Holding on to a hurt, according to Sister Susan, can be likened to a person drinking poison and hoping that the other person dies as a result. “We only hurt ourselves. It’s like a rupture in the soul and we begin to die spiritually.
“I believe we have a soul energy that is disrupted when we don’t forgive,” she continued. “The only way we are able to forgive is to call back that energy and align it with divine energy.”
She admits this is easier said than done. Deep wounds can be the result of betrayal or a break in trust. People are often blindsided, embarrassed, filled with shame.
“It’s very difficult,” Sister Susan said. “The experience is very personal and demands that you look at yourself first. You have to acknowledge it happened and then take a hard look at your own feelings.”
Dr. Cate Amador, a clinical psychologist, sees forgiveness from a psychological point of view. In her practice, Amador works with people who have had terrible things done to them in their lives. “Forgiveness is about no longer allowing those memories, those feelings to influence one’s life,” she said.
Forgiveness, according to Amador, is about moving on and no longer allowing hurt to turn into destruction.
“It’s very hard because people get focused on revenge,” Amador said. “It becomes the central focus of their lives. They begin to use the past as an excuse for bad choices and behaviors with a mentality of ‘they did it to me so I can do it to them and others.’”
Amador quickly points out there are distinctions between forgiving and forgetting and is quick to add that, in many cases, it would be dangerous to forget. For example, in abusive situations, to forgive and forget can trigger an unbreakable circle of violence. Forgiving, according to the psychologist, also does not mean that people should not be held accountable for their actions.

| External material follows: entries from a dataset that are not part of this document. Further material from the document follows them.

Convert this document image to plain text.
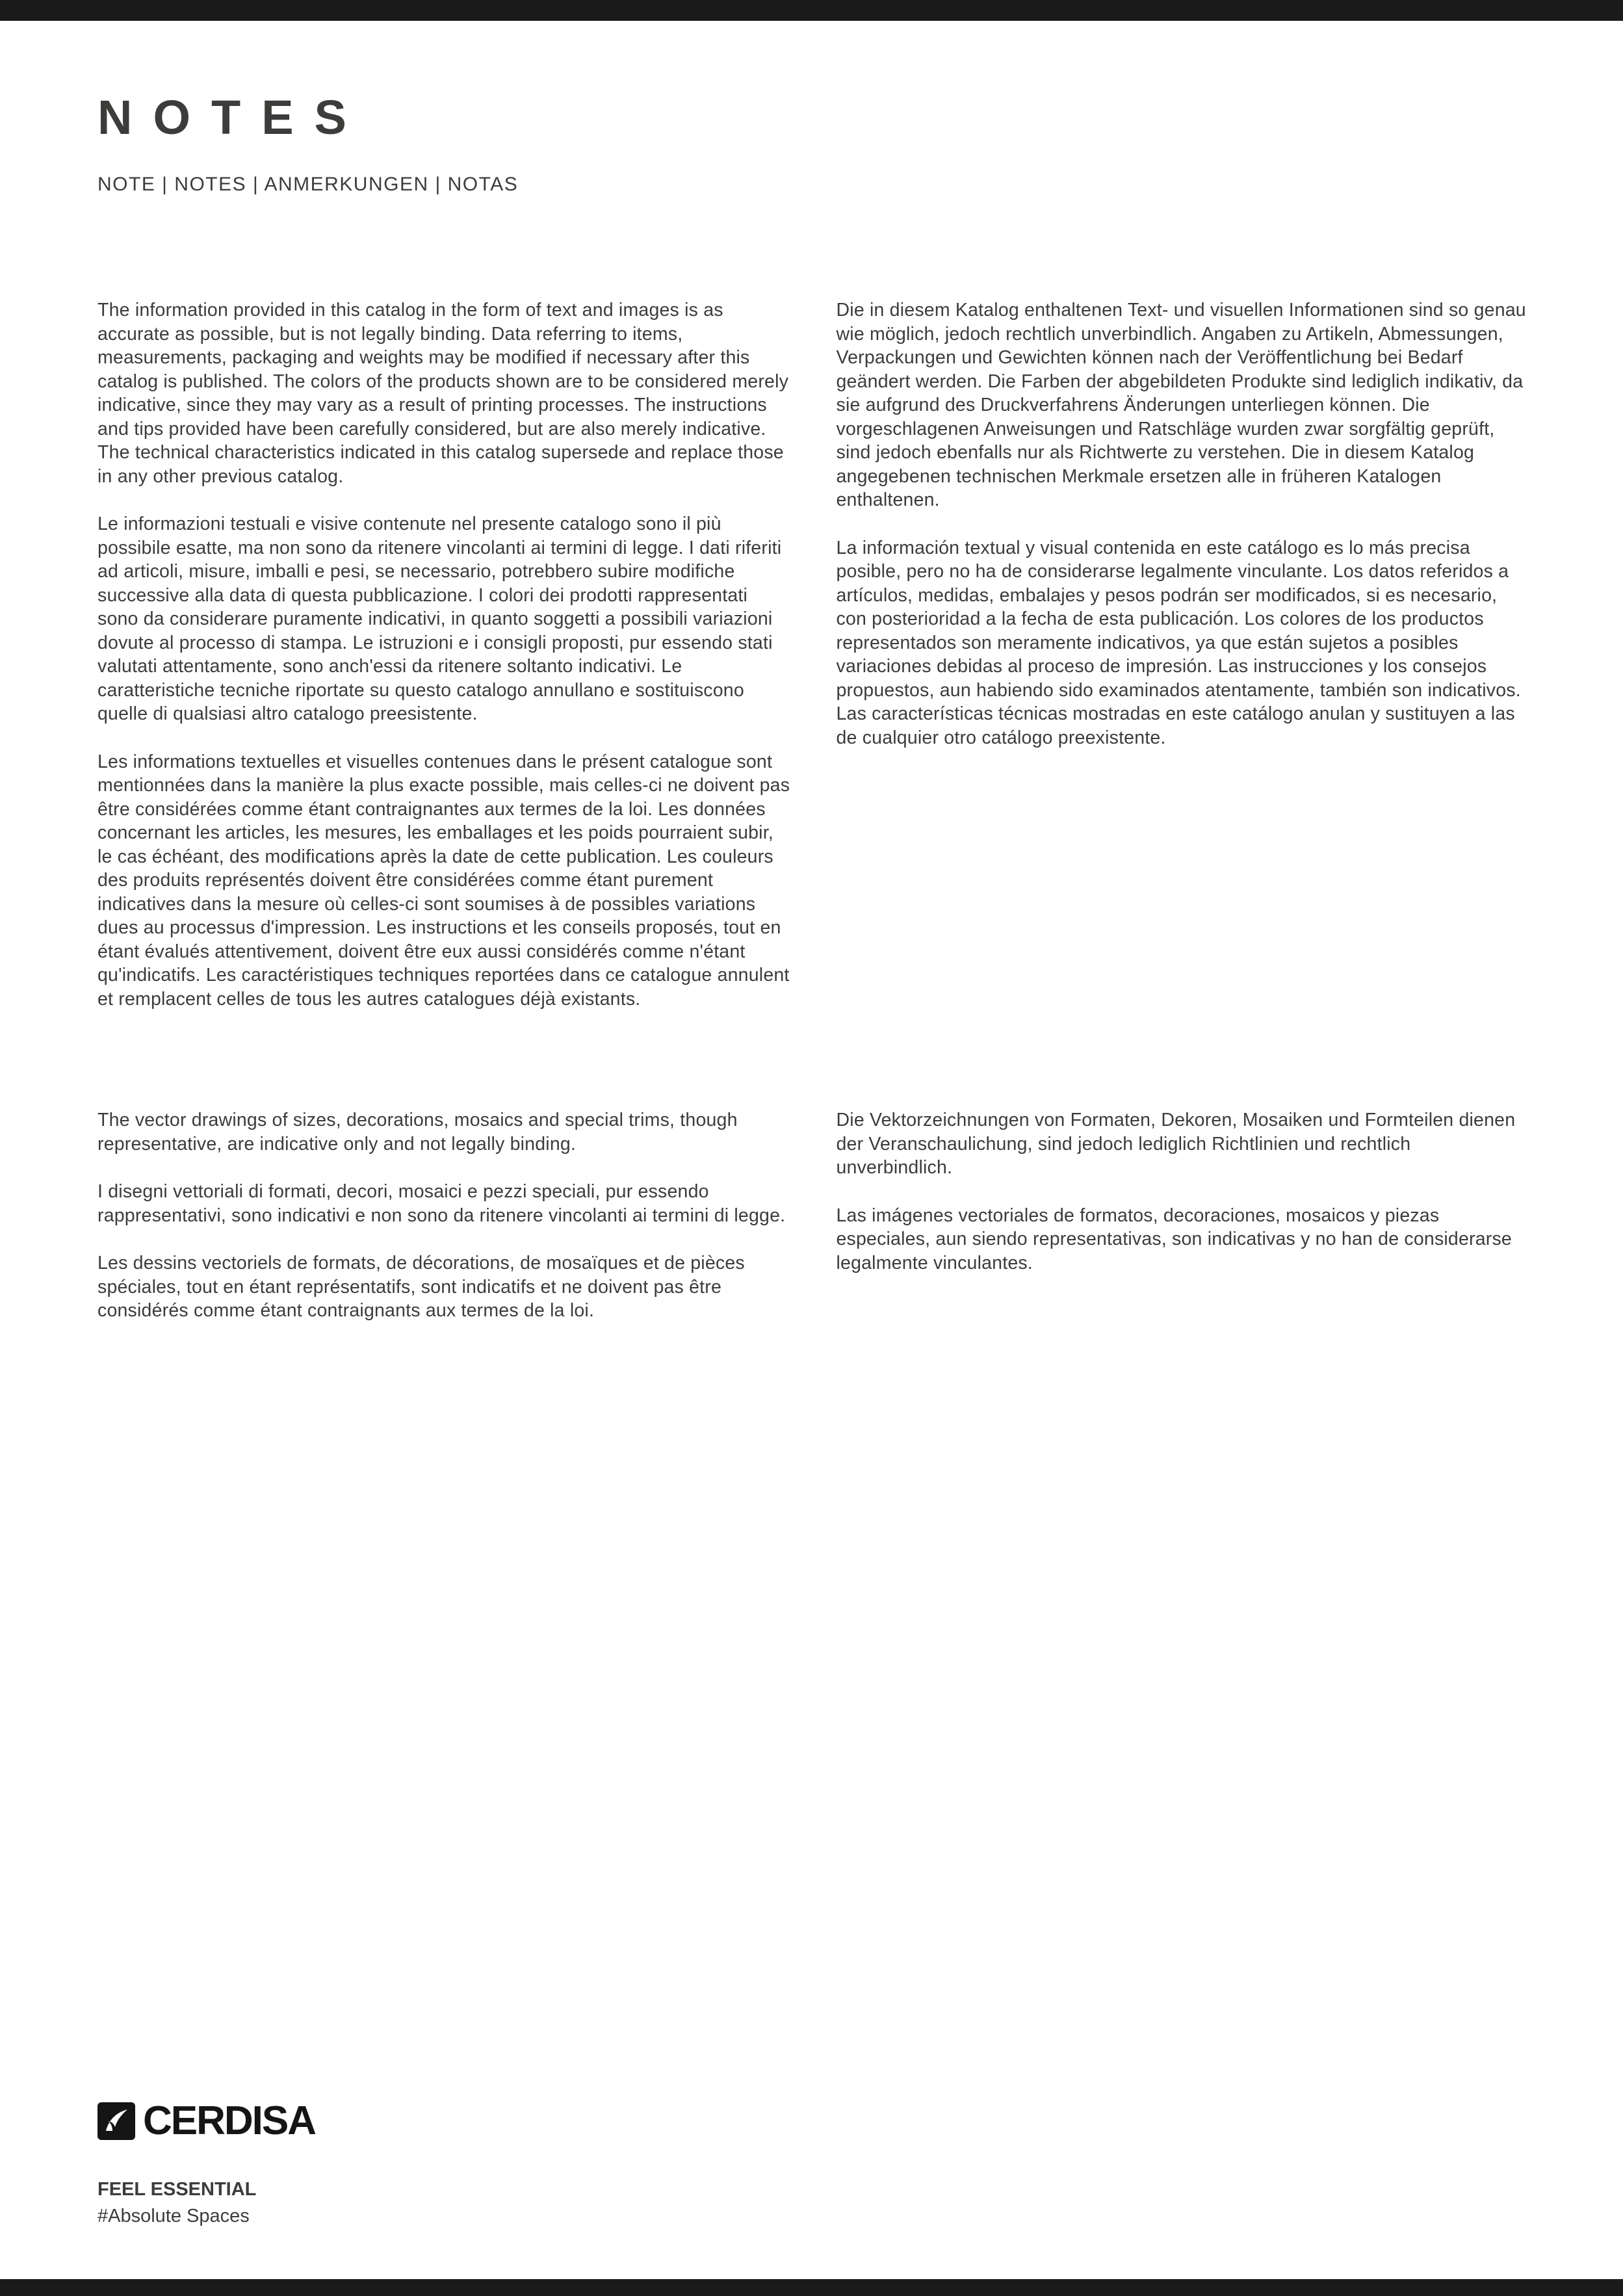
NOTES
NOTE | NOTES | ANMERKUNGEN | NOTAS

The information provided in this catalog in the form of text and images is as accurate as possible, but is not legally binding. Data referring to items, measurements, packaging and weights may be modified if necessary after this catalog is published. The colors of the products shown are to be considered merely indicative, since they may vary as a result of printing processes. The instructions and tips provided have been carefully considered, but are also merely indicative. The technical characteristics indicated in this catalog supersede and replace those in any other previous catalog.

Le informazioni testuali e visive contenute nel presente catalogo sono il più possibile esatte, ma non sono da ritenere vincolanti ai termini di legge. I dati riferiti ad articoli, misure, imballi e pesi, se necessario, potrebbero subire modifiche successive alla data di questa pubblicazione. I colori dei prodotti rappresentati sono da considerare puramente indicativi, in quanto soggetti a possibili variazioni dovute al processo di stampa. Le istruzioni e i consigli proposti, pur essendo stati valutati attentamente, sono anch'essi da ritenere soltanto indicativi. Le caratteristiche tecniche riportate su questo catalogo annullano e sostituiscono quelle di qualsiasi altro catalogo preesistente.

Les informations textuelles et visuelles contenues dans le présent catalogue sont mentionnées dans la manière la plus exacte possible, mais celles-ci ne doivent pas être considérées comme étant contraignantes aux termes de la loi. Les données concernant les articles, les mesures, les emballages et les poids pourraient subir, le cas échéant, des modifications après la date de cette publication. Les couleurs des produits représentés doivent être considérées comme étant purement indicatives dans la mesure où celles-ci sont soumises à de possibles variations dues au processus d'impression. Les instructions et les conseils proposés, tout en étant évalués attentivement, doivent être eux aussi considérés comme n'étant qu'indicatifs. Les caractéristiques techniques reportées dans ce catalogue annulent et remplacent celles de tous les autres catalogues déjà existants.

Die in diesem Katalog enthaltenen Text- und visuellen Informationen sind so genau wie möglich, jedoch rechtlich unverbindlich. Angaben zu Artikeln, Abmessungen, Verpackungen und Gewichten können nach der Veröffentlichung bei Bedarf geändert werden. Die Farben der abgebildeten Produkte sind lediglich indikativ, da sie aufgrund des Druckverfahrens Änderungen unterliegen können. Die vorgeschlagenen Anweisungen und Ratschläge wurden zwar sorgfältig geprüft, sind jedoch ebenfalls nur als Richtwerte zu verstehen. Die in diesem Katalog angegebenen technischen Merkmale ersetzen alle in früheren Katalogen enthaltenen.

La información textual y visual contenida en este catálogo es lo más precisa posible, pero no ha de considerarse legalmente vinculante. Los datos referidos a artículos, medidas, embalajes y pesos podrán ser modificados, si es necesario, con posterioridad a la fecha de esta publicación. Los colores de los productos representados son meramente indicativos, ya que están sujetos a posibles variaciones debidas al proceso de impresión. Las instrucciones y los consejos propuestos, aun habiendo sido examinados atentamente, también son indicativos. Las características técnicas mostradas en este catálogo anulan y sustituyen a las de cualquier otro catálogo preexistente.

The vector drawings of sizes, decorations, mosaics and special trims, though representative, are indicative only and not legally binding.

I disegni vettoriali di formati, decori, mosaici e pezzi speciali, pur essendo rappresentativi, sono indicativi e non sono da ritenere vincolanti ai termini di legge.

Les dessins vectoriels de formats, de décorations, de mosaïques et de pièces spéciales, tout en étant représentatifs, sont indicatifs et ne doivent pas être considérés comme étant contraignants aux termes de la loi.

Die Vektorzeichnungen von Formaten, Dekoren, Mosaiken und Formteilen dienen der Veranschaulichung, sind jedoch lediglich Richtlinien und rechtlich unverbindlich.

Las imágenes vectoriales de formatos, decoraciones, mosaicos y piezas especiales, aun siendo representativas, son indicativas y no han de considerarse legalmente vinculantes.

CERDISA
FEEL ESSENTIAL
#Absolute Spaces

“Let’s say your child breaks an expensive vase,” she explained. “Of course, you will forgive, but there is also the matter of holding the child accountable in some way for his or her action.”
The reluctance to forgive, said Sister Susan, is a sign of the times. “In our culture, we are not taught that forgiveness is an option,” she said. “Rather, we’re brought up with the value of standing up for ourselves, of getting even, of vindication.”
The difficult part, she continued, is admitting to maybe being part of the hurt. “You have to ask yourself what role you might have played.”
In some cases, such as abuse, incest or rape, through self-examination comes the realization that fault is indeed one-sided. “In that case you can begin the process of healing,” Sister Susan said. “Most people do a great job of beating themselves up over what they might or might not have done. Forgiving oneself can be the hardest.”
Both women caution that the effects of being unable to forgive can be devastating. The physical results of pent-up anger and resentment can include heart disease, headaches, stomach ailments and elevated blood pressures as a result of unresolved feelings being held in the body. Bitterness and cynicism abound as people become stuck in time.
“The heart becomes hardened and we begin to become insensitive to the hurts of others,” Sister Susan said.
She calls that the “backpack effect.” Each subsequent hurt builds on what came before. The load becomes heavier to bear and has a snowball effect. “We want God and others to forgive us but we are more reluctant to forgive in return,” Sister Susan said.
As hard as it can be, forgiveness of others and of self, along with the forgiveness of God, is one of the greatest gifts as taught by Jesus. It is a Christian responsibility, an opening of hearts and an experience of healing.
“If we call ourselves Christian and profess to living the Gospel values, it is imperative we choose forgiveness,” Sister Susan said. “No one knows better than Jesus how hard it is to forgive and he did it hanging on a cross.”
Sister Susan Adrians lives and serves in Indiana through her ministries of spiritual guidance and counseling.
This article is from the September 23, 2007 edition of the Northwest Indiana Catholic the official newspaper of the Catholic Diocese of Gary, Indiana. It is reprinted with permission of the Northwest Indiana Catholic.